Global Clock

Time in distributed system is complex. There is no way to guarantee that all nodes will have an exact clock across all of them.

Therefore relying on an exact shared time for correctness leads to incorrect systems.

On the other hand it has been very painful and limiting to not introduce time at all:

  • Retries are based on time. Even now task retires use absolute times (from kafka) to decide if a task has to be retired.
  • Timeouts are based on an “operation start” sort of time. This is fine if the operation is within a single process but that only works for short times and does not survive process crashing or restarting.
  • User-oriented time data, such as Events timestamps is essential.

It is clear at this point that some concept of time is needed but a global clock is not an option. Each Replicante Core process uses the UTC time reported by the server it is running on assuming that time on all other servers in the custer is “accurate enough”. This assumption extends to the server(s) running dependencies.

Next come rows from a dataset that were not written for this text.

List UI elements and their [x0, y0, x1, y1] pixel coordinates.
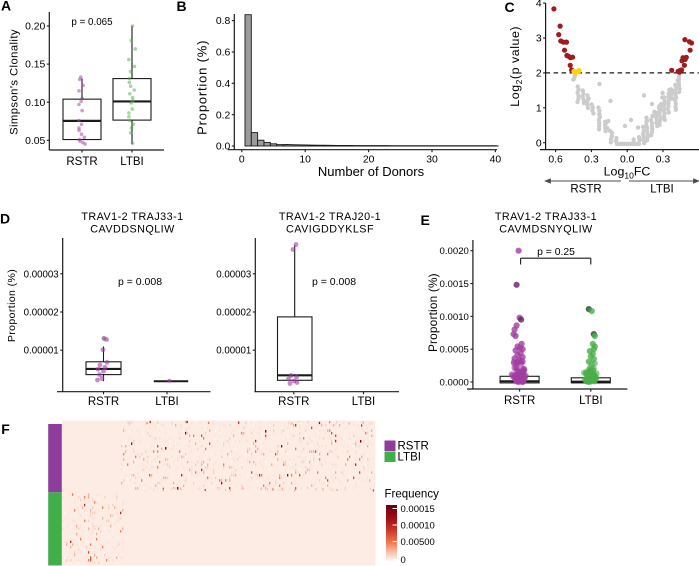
svg-text:RSTR: RSTR: [504, 395, 535, 407]
svg-text:F: F: [1, 421, 10, 437]
svg-text:p = 0.25: p = 0.25: [537, 247, 575, 258]
svg-text:0.00003: 0.00003: [216, 269, 251, 280]
svg-text:Log10FC: Log10FC: [604, 165, 651, 181]
svg-text:0.0000: 0.0000: [440, 378, 469, 389]
svg-text:LTBI: LTBI: [579, 395, 602, 407]
svg-text:0.4: 0.4: [216, 79, 231, 90]
svg-text:0.00001: 0.00001: [216, 346, 251, 357]
svg-text:RSTR: RSTR: [570, 184, 601, 196]
svg-text:LTBI: LTBI: [650, 184, 673, 196]
svg-text:LTBI: LTBI: [352, 396, 375, 408]
svg-text:0.00002: 0.00002: [24, 308, 59, 319]
svg-text:RSTR: RSTR: [88, 396, 119, 408]
svg-text:0.0005: 0.0005: [440, 345, 469, 356]
svg-text:TRAV1-2 TRAJ20-1: TRAV1-2 TRAJ20-1: [279, 211, 381, 223]
svg-text:0.00002: 0.00002: [216, 308, 251, 319]
svg-text:p = 0.008: p = 0.008: [118, 276, 162, 288]
svg-text:2: 2: [536, 69, 542, 80]
svg-text:30: 30: [426, 155, 438, 166]
svg-text:0.8: 0.8: [216, 16, 231, 27]
svg-text:RSTR: RSTR: [66, 156, 97, 168]
svg-text:0.0015: 0.0015: [440, 279, 469, 290]
svg-text:0.0: 0.0: [620, 155, 635, 166]
svg-text:0.0: 0.0: [216, 142, 231, 153]
svg-text:A: A: [1, 0, 11, 13]
svg-text:CAVDDSNQLIW: CAVDDSNQLIW: [90, 224, 175, 236]
svg-text:E: E: [421, 212, 430, 228]
svg-text:0.15: 0.15: [25, 60, 45, 71]
svg-text:0.3: 0.3: [584, 155, 599, 166]
svg-text:3: 3: [536, 34, 542, 45]
svg-text:C: C: [505, 0, 515, 15]
svg-text:RSTR: RSTR: [398, 441, 429, 453]
svg-text:CAVIGDDYKLSF: CAVIGDDYKLSF: [286, 224, 374, 236]
svg-text:Proportion (%): Proportion (%): [6, 269, 18, 342]
svg-text:0.05: 0.05: [25, 136, 45, 147]
svg-text:TRAV1-2 TRAJ33-1: TRAV1-2 TRAJ33-1: [81, 211, 183, 223]
svg-text:Log2(p value): Log2(p value): [508, 26, 524, 107]
svg-text:0.0020: 0.0020: [440, 246, 469, 257]
svg-text:p = 0.065: p = 0.065: [71, 17, 113, 28]
svg-text:Frequency: Frequency: [385, 489, 440, 501]
svg-text:LTBI: LTBI: [398, 452, 421, 464]
svg-text:Proportion (%): Proportion (%): [195, 40, 210, 135]
svg-text:4: 4: [536, 0, 542, 10]
svg-text:0: 0: [536, 138, 542, 149]
svg-text:LTBI: LTBI: [155, 396, 178, 408]
svg-text:0.00015: 0.00015: [401, 504, 435, 515]
svg-text:RSTR: RSTR: [278, 396, 309, 408]
svg-text:0: 0: [239, 155, 245, 166]
svg-text:0.00500: 0.00500: [401, 537, 435, 548]
svg-text:D: D: [0, 210, 10, 226]
svg-text:p = 0.008: p = 0.008: [312, 276, 356, 288]
svg-text:0.10: 0.10: [25, 98, 45, 109]
svg-text:0.00001: 0.00001: [24, 346, 59, 357]
svg-text:0.3: 0.3: [656, 155, 671, 166]
svg-text:Proportion (%): Proportion (%): [426, 273, 440, 352]
svg-text:20: 20: [363, 155, 375, 166]
svg-text:0: 0: [401, 555, 406, 566]
svg-text:0.6: 0.6: [216, 48, 231, 59]
svg-text:Simpson's Clonality: Simpson's Clonality: [8, 29, 20, 135]
svg-text:LTBI: LTBI: [120, 156, 143, 168]
svg-text:0.00003: 0.00003: [24, 269, 59, 280]
svg-text:B: B: [177, 0, 187, 14]
svg-text:0.6: 0.6: [548, 155, 563, 166]
svg-text:10: 10: [299, 155, 311, 166]
svg-text:TRAV1-2 TRAJ33-1: TRAV1-2 TRAJ33-1: [495, 211, 597, 223]
svg-text:1: 1: [536, 103, 542, 114]
svg-text:0.2: 0.2: [216, 110, 231, 121]
svg-text:CAVMDSNYQLIW: CAVMDSNYQLIW: [499, 224, 593, 236]
svg-text:Number of Donors: Number of Donors: [318, 164, 425, 179]
svg-text:0.00010: 0.00010: [401, 520, 435, 531]
svg-text:40: 40: [490, 155, 502, 166]
svg-text:0.0010: 0.0010: [440, 312, 469, 323]
svg-text:0.20: 0.20: [25, 22, 45, 33]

What “accurate enough” means exactly depends on the operation being performed but sub-second precision should NEVER be required for the system to function correctly. On the other hand there is no guarantee the system works correctly in case the clock skew exceeds several minutes.

Final notes:

  • All generated times are in UTC and all received times expected to be in UTC as well. Replicante Core serialises time values in RFC 3339 by default.
  • All APIs MUST expose times in this same well known format.
  • User interfaces (WebUI and replictl) can convert times as needed before showing.
  • Precision needs vary by task but should never be sub-second. Features that rely on higher time precision should document this clearly. NOTE: in setups where time is precise enough for most tasks but not for high precision tasks the system may appear to work overall while some features are unreliable or broken.
  • The expectation is that most Replicante Core clusters will be centrally managed by a single group/team therefore making reliance on time a more realistic option than the open internet.
For practical purposes all the above just means means that an NTP agent should be running on all Replicante Core servers, including dependencies and ideally monitored datastores.